Restoring balance: principled under/oversampling of data for optimal classification
This work addresses a common bottleneck in ML for practitioners dealing with imbalanced data, offering principled guidance on sampling strategies, though it is incremental as it builds on existing methods with theoretical insights.
The authors tackled the problem of class imbalance in machine learning by deriving exact analytical expressions for generalization curves of linear classifiers in high-dimensional regimes, and they demonstrated that mixed under/oversampling strategies improve performance, with validation on real datasets and deeper architectures.
Class imbalance in real-world data poses a common bottleneck for machine learning tasks, since achieving good generalization on under-represented examples is often challenging. Mitigation strategies, such as under or oversampling the data depending on their abundances, are routinely proposed and tested empirically, but how they should adapt to the data statistics remains poorly understood. In this work, we determine exact analytical expressions of the generalization curves in the high-dimensional regime for linear classifiers (Support Vector Machines).

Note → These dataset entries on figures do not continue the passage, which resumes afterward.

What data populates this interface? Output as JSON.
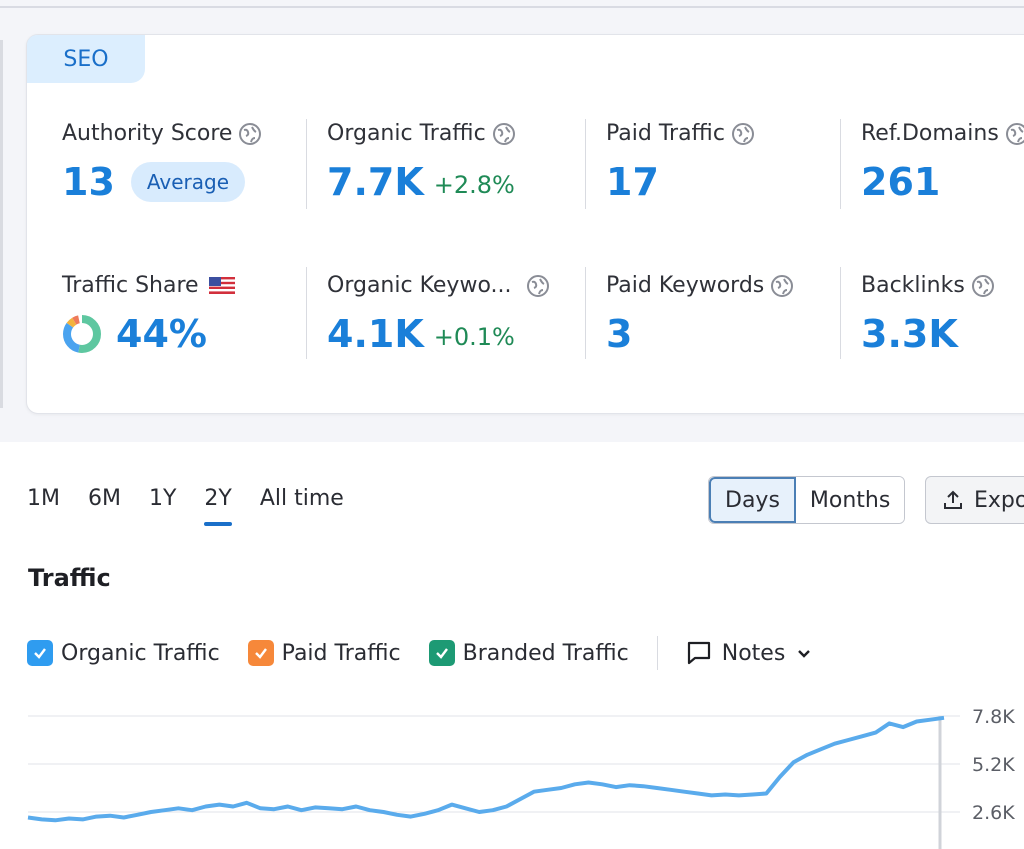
{
  "seo_tab": "SEO",
  "metrics_row1": [
    {
      "label": "Authority Score",
      "value": "13",
      "badge": "Average"
    },
    {
      "label": "Organic Traffic",
      "value": "7.7K",
      "change": "+2.8%"
    },
    {
      "label": "Paid Traffic",
      "value": "17"
    },
    {
      "label": "Ref.Domains",
      "value": "261"
    }
  ],
  "metrics_row2": [
    {
      "label": "Traffic Share",
      "value": "44%"
    },
    {
      "label": "Organic Keywo...",
      "value": "4.1K",
      "change": "+0.1%"
    },
    {
      "label": "Paid Keywords",
      "value": "3"
    },
    {
      "label": "Backlinks",
      "value": "3.3K"
    }
  ],
  "periods": [
    "1M",
    "6M",
    "1Y",
    "2Y",
    "All time"
  ],
  "active_period": "2Y",
  "view_toggle": {
    "days": "Days",
    "months": "Months",
    "active": "Days"
  },
  "export_label": "Expo",
  "section_title": "Traffic",
  "legend": [
    {
      "label": "Organic Traffic",
      "color": "#2f9cf0",
      "checked": true
    },
    {
      "label": "Paid Traffic",
      "color": "#f6883a",
      "checked": true
    },
    {
      "label": "Branded Traffic",
      "color": "#1d9a74",
      "checked": true
    }
  ],
  "notes_label": "Notes",
  "chart_data": {
    "type": "line",
    "series": [
      {
        "name": "Organic Traffic",
        "color": "#5aabec",
        "values": [
          2300,
          2200,
          2150,
          2250,
          2200,
          2350,
          2400,
          2300,
          2450,
          2600,
          2700,
          2800,
          2700,
          2900,
          3000,
          2900,
          3100,
          2800,
          2750,
          2900,
          2700,
          2850,
          2800,
          2750,
          2900,
          2700,
          2600,
          2450,
          2350,
          2500,
          2700,
          3000,
          2800,
          2600,
          2700,
          2900,
          3300,
          3700,
          3800,
          3900,
          4100,
          4200,
          4100,
          3950,
          4050,
          4000,
          3900,
          3800,
          3700,
          3600,
          3500,
          3550,
          3500,
          3550,
          3600,
          4500,
          5300,
          5700,
          6000,
          6300,
          6500,
          6700,
          6900,
          7400,
          7200,
          7500,
          7600,
          7700
        ]
      }
    ],
    "yticks": [
      "7.8K",
      "5.2K",
      "2.6K"
    ],
    "ylim": [
      0,
      7800
    ]
  },
  "colors": {
    "accent": "#1a7fd9",
    "positive": "#1f8a56",
    "badge_bg": "#d8ebfd"
  }
}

We also provide a sharp prediction of the effects of under/oversampling strategies depending on class imbalance, first and second moments of the data, and the metrics of performance considered. We show that mixed strategies involving under and oversampling of data lead to performance improvement. Through numerical experiments, we show the relevance of our theoretical predictions on real datasets, on deeper architectures and with sampling strategies based on unsupervised probabilistic models.